For each HTTP response that Redwood receives, it calls the filter_response
function.
The function’s parameter is a Response
object,
which gives information about the response and lets you customize how Redwood handles it.
The Response
object has the following attributes:
-
request
: the Request object for the associated HTTP request. -
status
: the HTTP status code. It can be changed to affect the status code the client receives. -
body
: The response’s body content, as a string. Assigning to body replaces the response’s content. If the body is larger thanmax-content-scan-size
,body
will beNone
. -
header
: a dictionary containing the response’s HTTP headers. -
acls
: a set containing the ACL tags that have been assigned to the response. If you modify the set, it can affect the action that Redwood takes. -
scores
: a dictionary containing the category scores that have been assigned to the response. (The keys are strings, and the values are integers.) If you modify the dictionary, it can affect the action that Redwood takes. -
action
: a string indicating what action Redwood will take for the request. -
possible_actions
: a tuple of strings, listing the values that may be assigned toaction
.
Other methods of Response
:
thumbnail(500)
: returns a JPEG thumbnail of the response, no more than 500 pixels in width and height. If no thumbnail is available (either because the response body is not a supported image format, or because the body is too large),thumbnail
returnsNone
. The default size is 1000 pixels.
The Go implementation of Starlark has several features that are not present in the Java version.
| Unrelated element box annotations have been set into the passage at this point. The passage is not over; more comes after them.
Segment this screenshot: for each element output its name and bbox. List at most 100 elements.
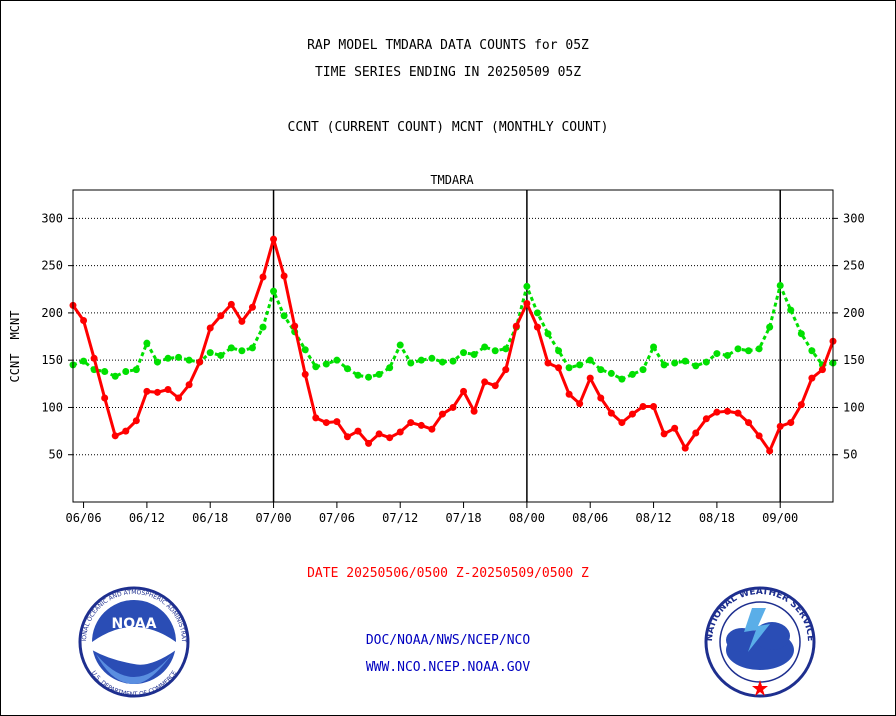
data-point-mcnt: [238, 347, 246, 355]
doc-noaa-link[interactable]: DOC/NOAA/NWS/NCEP/NCO: [365, 633, 531, 648]
x-tick-label: 08/06: [572, 511, 608, 525]
data-point-ccnt: [417, 421, 425, 429]
data-point-mcnt: [322, 360, 330, 368]
data-point-mcnt: [80, 357, 88, 365]
data-point-mcnt: [745, 347, 753, 355]
data-point-mcnt: [333, 356, 341, 364]
data-point-ccnt: [713, 408, 721, 416]
data-point-mcnt: [417, 356, 425, 364]
x-tick-label: 07/00: [255, 511, 291, 525]
data-point-mcnt: [386, 364, 394, 372]
data-point-ccnt: [628, 410, 636, 418]
x-tick-label: 09/00: [762, 511, 798, 525]
chart-subtitle: CCNT (CURRENT COUNT) MCNT (MONTHLY COUNT…: [287, 120, 609, 135]
data-point-ccnt: [734, 409, 742, 417]
data-point-mcnt: [206, 349, 214, 357]
data-point-ccnt: [650, 403, 658, 411]
data-point-mcnt: [755, 345, 763, 353]
x-tick-label: 08/00: [509, 511, 545, 525]
x-tick-label: 06/06: [65, 511, 101, 525]
data-point-mcnt: [797, 330, 805, 338]
axis-layer: 50 50 100 100 150 150 200 200 250 250 300 300 06/06 0…: [41, 189, 865, 525]
data-point-mcnt: [365, 373, 373, 381]
data-point-ccnt: [196, 358, 204, 366]
data-point-mcnt: [259, 323, 267, 331]
data-point-ccnt: [143, 387, 151, 395]
data-point-mcnt: [723, 351, 731, 359]
data-point-ccnt: [491, 382, 499, 390]
data-point-ccnt: [512, 322, 520, 330]
data-point-mcnt: [111, 372, 119, 380]
noaa-logo-text: NOAA: [112, 616, 157, 632]
data-point-mcnt: [343, 365, 351, 373]
data-point-mcnt: [396, 341, 404, 349]
data-point-ccnt: [797, 401, 805, 409]
data-point-ccnt: [354, 427, 362, 435]
data-point-mcnt: [375, 370, 383, 378]
data-point-ccnt: [386, 434, 394, 442]
data-point-ccnt: [322, 419, 330, 427]
date-range-label: DATE 20250506/0500 Z-20250509/0500 Z: [307, 566, 589, 581]
x-tick-label: 06/18: [192, 511, 228, 525]
data-point-mcnt: [280, 312, 288, 320]
data-point-ccnt: [407, 419, 415, 427]
data-point-ccnt: [90, 354, 98, 362]
data-point-mcnt: [523, 282, 531, 290]
nws-logo: NATIONAL WEATHER SERVICE: [704, 586, 816, 698]
plot-title: TMDARA: [430, 173, 474, 187]
data-point-ccnt: [301, 370, 309, 378]
data-point-ccnt: [723, 407, 731, 415]
data-point-mcnt: [787, 306, 795, 314]
data-point-ccnt: [544, 359, 552, 367]
ylabel-ccnt: CCNT: [8, 354, 22, 383]
data-point-mcnt: [132, 366, 140, 374]
y-tick-label-left: 300: [41, 211, 63, 225]
data-point-mcnt: [734, 345, 742, 353]
data-point-mcnt: [671, 359, 679, 367]
data-point-mcnt: [502, 345, 510, 353]
data-point-ccnt: [365, 439, 373, 447]
data-point-ccnt: [312, 414, 320, 422]
plot-border: [72, 189, 834, 503]
y-tick-label-right: 300: [843, 211, 865, 225]
data-point-ccnt: [660, 430, 668, 438]
data-point-mcnt: [227, 344, 235, 352]
data-point-ccnt: [206, 324, 214, 332]
data-point-mcnt: [143, 339, 151, 347]
data-point-ccnt: [428, 425, 436, 433]
data-point-ccnt: [333, 418, 341, 426]
data-point-mcnt: [713, 350, 721, 358]
data-point-mcnt: [607, 369, 615, 377]
y-tick-label-left: 50: [49, 448, 63, 462]
data-point-mcnt: [248, 344, 256, 352]
data-point-ccnt: [227, 300, 235, 308]
data-point-mcnt: [438, 358, 446, 366]
y-tick-label-left: 250: [41, 259, 63, 273]
data-point-ccnt: [502, 366, 510, 374]
data-point-ccnt: [576, 400, 584, 408]
data-point-mcnt: [301, 346, 309, 354]
data-point-mcnt: [702, 358, 710, 366]
data-point-mcnt: [312, 363, 320, 371]
data-point-mcnt: [776, 281, 784, 289]
data-point-ccnt: [80, 316, 88, 324]
data-point-ccnt: [449, 403, 457, 411]
data-point-ccnt: [745, 419, 753, 427]
series-ccnt: [69, 235, 837, 455]
data-point-mcnt: [692, 362, 700, 370]
data-point-mcnt: [101, 368, 109, 376]
data-point-mcnt: [681, 357, 689, 365]
data-point-ccnt: [153, 388, 161, 396]
data-point-ccnt: [597, 394, 605, 402]
series-line-mcnt: [72, 283, 834, 381]
data-point-ccnt: [533, 323, 541, 331]
data-point-ccnt: [586, 374, 594, 382]
y-tick-label-left: 100: [41, 400, 63, 414]
nco-website-link[interactable]: WWW.NCO.NCEP.NOAA.GOV: [365, 660, 531, 675]
y-tick-label-right: 200: [843, 306, 865, 320]
ylabel-mcnt: MCNT: [8, 311, 22, 340]
data-point-ccnt: [681, 444, 689, 452]
data-point-mcnt: [808, 347, 816, 355]
data-point-mcnt: [185, 356, 193, 364]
Some of them are optional.
Redwood enables all the optional features (set, lambda, recursion, and reassigning global variables).
It imports the json
, math
, and time
modules that are available in the Starlark REPL,
and several modules from github.com/qri-io/starlib (base64
, bsoup
, csv
, hash
, html
, http
, re
, and yaml
).
The output from Starlark functions (print
statements and error tracebacks)
goes to a CSV log file specified with the starlark-log
configuration option.
-
lookup_host
: does a DNS lookup and returns the IP address. You can do the lookup with your system’s default DNS resolver (lookup_host("www.google.com")
), or specify a specific DNS server to use (lookup_host("www.google.com", "208.67.222.123")
). -
lookup_addr
: does a reverse DNS lookup and returns the hostname. You can do the lookup with your system’s default DNS resolver(lookup_addr("8.8.8.8")
), or specify a specific DNS server to use (lookup_addr("8.8.8.8", "208.67.222.123")
). The trailing dot that is normally returned by a reverse DNS query is stripped off.